Na prática, o dinheiro deverá ajudar uma rede que tenta diminuir uma dificuldade comum principalmente entre famílias com menos recursos: cuidar de uma criança pequena sem ter por perto orientação profissional ou uma estrutura de apoio. O PIPA conecta as participantes a profissionais e oferece acompanhamento também pelo WhatsApp e por videochamadas.
A decisão do empresário veio depois de o projeto pernambucano receber reconhecimento internacional. O PIPA ficou entre os seis vencedores do Good Start Challenge, competição que buscou soluções para melhorar o bem-estar de mães, pais e cuidadores em comunidades vulneráveis.
Com o novo aporte, o instituto pretende preparar a metodologia para chegar a mais lugares. Atualmente presente em 24 municípios de cinco estados do Nordeste, o PIPA estabeleceu como meta alcançar 1 milhão de famílias até 2035. Esse número ainda é um objetivo e dependerá da capacidade de governos e outras instituições adotarem o modelo.
Herdeiro Baterias Moura reforça rede que começa pela mãe
O atendimento não olha apenas para as necessidades da criança. A proposta parte da ideia de que mães e outros cuidadores também precisam de suporte emocional e orientação para enfrentar situações como sobrecarga, dificuldades na criação dos filhos e falta de uma rede próxima.
As famílias são acompanhadas por profissionais chamados de Estrelas-Guia, que identificam necessidades e fazem a ponte com especialistas, entre eles psicólogos, pedagogos e terapeutas. Parte desse contato acontece de forma digital, o que permite manter o acompanhamento mesmo quando a família está longe de um serviço presencial.

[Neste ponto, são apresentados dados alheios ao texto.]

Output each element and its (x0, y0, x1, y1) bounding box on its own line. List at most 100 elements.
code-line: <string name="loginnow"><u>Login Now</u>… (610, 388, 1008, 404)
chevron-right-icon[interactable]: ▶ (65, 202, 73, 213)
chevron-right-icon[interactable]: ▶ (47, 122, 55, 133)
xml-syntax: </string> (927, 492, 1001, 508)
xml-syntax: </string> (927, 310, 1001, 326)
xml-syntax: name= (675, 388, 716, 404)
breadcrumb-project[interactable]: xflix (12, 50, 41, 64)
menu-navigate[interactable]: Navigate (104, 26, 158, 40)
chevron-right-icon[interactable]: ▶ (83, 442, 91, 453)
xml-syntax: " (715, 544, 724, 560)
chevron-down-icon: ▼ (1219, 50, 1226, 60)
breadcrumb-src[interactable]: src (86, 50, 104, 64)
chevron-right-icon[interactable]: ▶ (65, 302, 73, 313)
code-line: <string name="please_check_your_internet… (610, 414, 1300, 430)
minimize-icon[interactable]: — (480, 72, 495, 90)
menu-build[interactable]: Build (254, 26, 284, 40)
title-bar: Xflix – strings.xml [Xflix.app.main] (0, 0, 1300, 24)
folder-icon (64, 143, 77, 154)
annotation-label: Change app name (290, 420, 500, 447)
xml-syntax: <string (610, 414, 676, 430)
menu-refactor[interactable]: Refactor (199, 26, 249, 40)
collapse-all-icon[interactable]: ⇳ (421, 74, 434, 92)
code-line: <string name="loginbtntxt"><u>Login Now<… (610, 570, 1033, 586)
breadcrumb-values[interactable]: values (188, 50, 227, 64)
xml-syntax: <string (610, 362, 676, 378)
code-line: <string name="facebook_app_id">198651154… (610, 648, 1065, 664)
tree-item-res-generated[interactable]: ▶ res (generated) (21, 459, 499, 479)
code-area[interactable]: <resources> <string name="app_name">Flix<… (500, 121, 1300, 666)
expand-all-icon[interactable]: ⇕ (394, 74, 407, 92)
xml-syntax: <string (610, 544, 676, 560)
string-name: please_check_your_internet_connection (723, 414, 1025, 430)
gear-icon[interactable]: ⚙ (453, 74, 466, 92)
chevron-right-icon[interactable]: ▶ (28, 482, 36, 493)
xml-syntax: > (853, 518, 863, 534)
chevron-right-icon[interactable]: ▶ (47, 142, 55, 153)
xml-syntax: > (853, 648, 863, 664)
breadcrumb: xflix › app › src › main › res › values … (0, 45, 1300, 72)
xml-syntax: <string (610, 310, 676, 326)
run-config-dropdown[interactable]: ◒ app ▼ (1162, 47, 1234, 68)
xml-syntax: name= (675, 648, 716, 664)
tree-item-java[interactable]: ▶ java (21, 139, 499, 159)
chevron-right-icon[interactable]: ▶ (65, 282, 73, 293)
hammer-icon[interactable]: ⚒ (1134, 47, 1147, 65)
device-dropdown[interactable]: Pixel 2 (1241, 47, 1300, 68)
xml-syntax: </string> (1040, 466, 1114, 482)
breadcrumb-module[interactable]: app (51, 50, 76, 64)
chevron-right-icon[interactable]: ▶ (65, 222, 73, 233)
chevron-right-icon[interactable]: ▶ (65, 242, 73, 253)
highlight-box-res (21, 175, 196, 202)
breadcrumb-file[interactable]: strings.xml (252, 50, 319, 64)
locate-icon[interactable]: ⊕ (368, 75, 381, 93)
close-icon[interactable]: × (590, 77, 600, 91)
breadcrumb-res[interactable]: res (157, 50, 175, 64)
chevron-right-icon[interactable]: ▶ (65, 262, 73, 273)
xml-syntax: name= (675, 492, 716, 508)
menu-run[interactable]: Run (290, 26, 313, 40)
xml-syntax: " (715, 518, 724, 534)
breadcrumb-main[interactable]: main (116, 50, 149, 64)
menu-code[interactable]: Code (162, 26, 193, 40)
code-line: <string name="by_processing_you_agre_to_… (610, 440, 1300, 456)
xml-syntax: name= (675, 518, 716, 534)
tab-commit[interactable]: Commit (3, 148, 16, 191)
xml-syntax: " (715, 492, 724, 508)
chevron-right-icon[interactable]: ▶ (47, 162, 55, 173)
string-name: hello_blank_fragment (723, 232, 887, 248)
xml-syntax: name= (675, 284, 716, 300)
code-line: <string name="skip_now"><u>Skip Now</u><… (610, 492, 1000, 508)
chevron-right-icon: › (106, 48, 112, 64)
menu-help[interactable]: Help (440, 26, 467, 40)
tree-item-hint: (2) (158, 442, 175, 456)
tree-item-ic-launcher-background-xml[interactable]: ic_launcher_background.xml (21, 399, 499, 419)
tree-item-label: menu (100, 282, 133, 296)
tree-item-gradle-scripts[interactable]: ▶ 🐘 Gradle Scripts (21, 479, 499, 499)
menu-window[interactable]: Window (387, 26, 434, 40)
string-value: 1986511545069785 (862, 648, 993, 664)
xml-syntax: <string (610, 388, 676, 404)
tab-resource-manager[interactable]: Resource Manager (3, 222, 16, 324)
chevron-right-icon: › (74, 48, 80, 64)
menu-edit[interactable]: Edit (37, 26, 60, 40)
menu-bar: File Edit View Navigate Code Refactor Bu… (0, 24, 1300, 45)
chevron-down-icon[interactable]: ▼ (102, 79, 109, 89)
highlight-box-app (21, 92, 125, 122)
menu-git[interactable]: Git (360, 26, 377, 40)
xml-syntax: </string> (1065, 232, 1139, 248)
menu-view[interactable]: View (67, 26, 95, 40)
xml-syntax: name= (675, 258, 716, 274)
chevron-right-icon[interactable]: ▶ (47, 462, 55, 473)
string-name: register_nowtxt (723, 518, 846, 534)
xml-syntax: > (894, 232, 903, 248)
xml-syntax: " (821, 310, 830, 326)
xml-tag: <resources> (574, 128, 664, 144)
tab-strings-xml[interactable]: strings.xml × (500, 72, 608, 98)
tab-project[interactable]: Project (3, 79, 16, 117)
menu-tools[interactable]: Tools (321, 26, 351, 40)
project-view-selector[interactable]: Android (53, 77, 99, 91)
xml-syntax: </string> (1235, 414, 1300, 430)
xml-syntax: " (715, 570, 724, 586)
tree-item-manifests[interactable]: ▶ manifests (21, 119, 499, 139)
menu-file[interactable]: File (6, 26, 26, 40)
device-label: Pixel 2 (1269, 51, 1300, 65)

Durante os testes realizados no Good Start Challenge, mudanças nessa abordagem fizeram a adesão ao primeiro atendimento subir de 20% para 79%, segundo os dados apresentados pelo programa. Uma das alterações foi tornar o primeiro contato mais pessoal, com apresentação da profissional responsável pelo acompanhamento.
Projeto brasileiro venceu disputa com mais de mil inscritos
O reconhecimento internacional também trouxe dinheiro para o PIPA. O Good Start Challenge recebeu mais de mil inscrições e selecionou 22 finalistas de nove países antes de escolher seis vencedores. O projeto brasileiro dividiu a lista final com iniciativas da Colômbia, Indonésia e países africanos.
Cada um dos 22 finalistas havia recebido € 50 mil para desenvolver e testar melhorias. Depois, os seis vencedores receberam mais € 200 mil cada. Assim, o PIPA acumulou € 250 mil durante as etapas do desafio, além dos R$ 1,5 milhão colocados por Pedro Ivo Moura.
O próximo passo será descobrir se uma experiência já aplicada em municípios nordestinos consegue manter o atendimento próximo das famílias à medida que cresce. A meta de 1 milhão de famílias está prevista para 2035; até lá, a expansão dependerá da formação de profissionais e da adoção da metodologia por parceiros públicos e privados.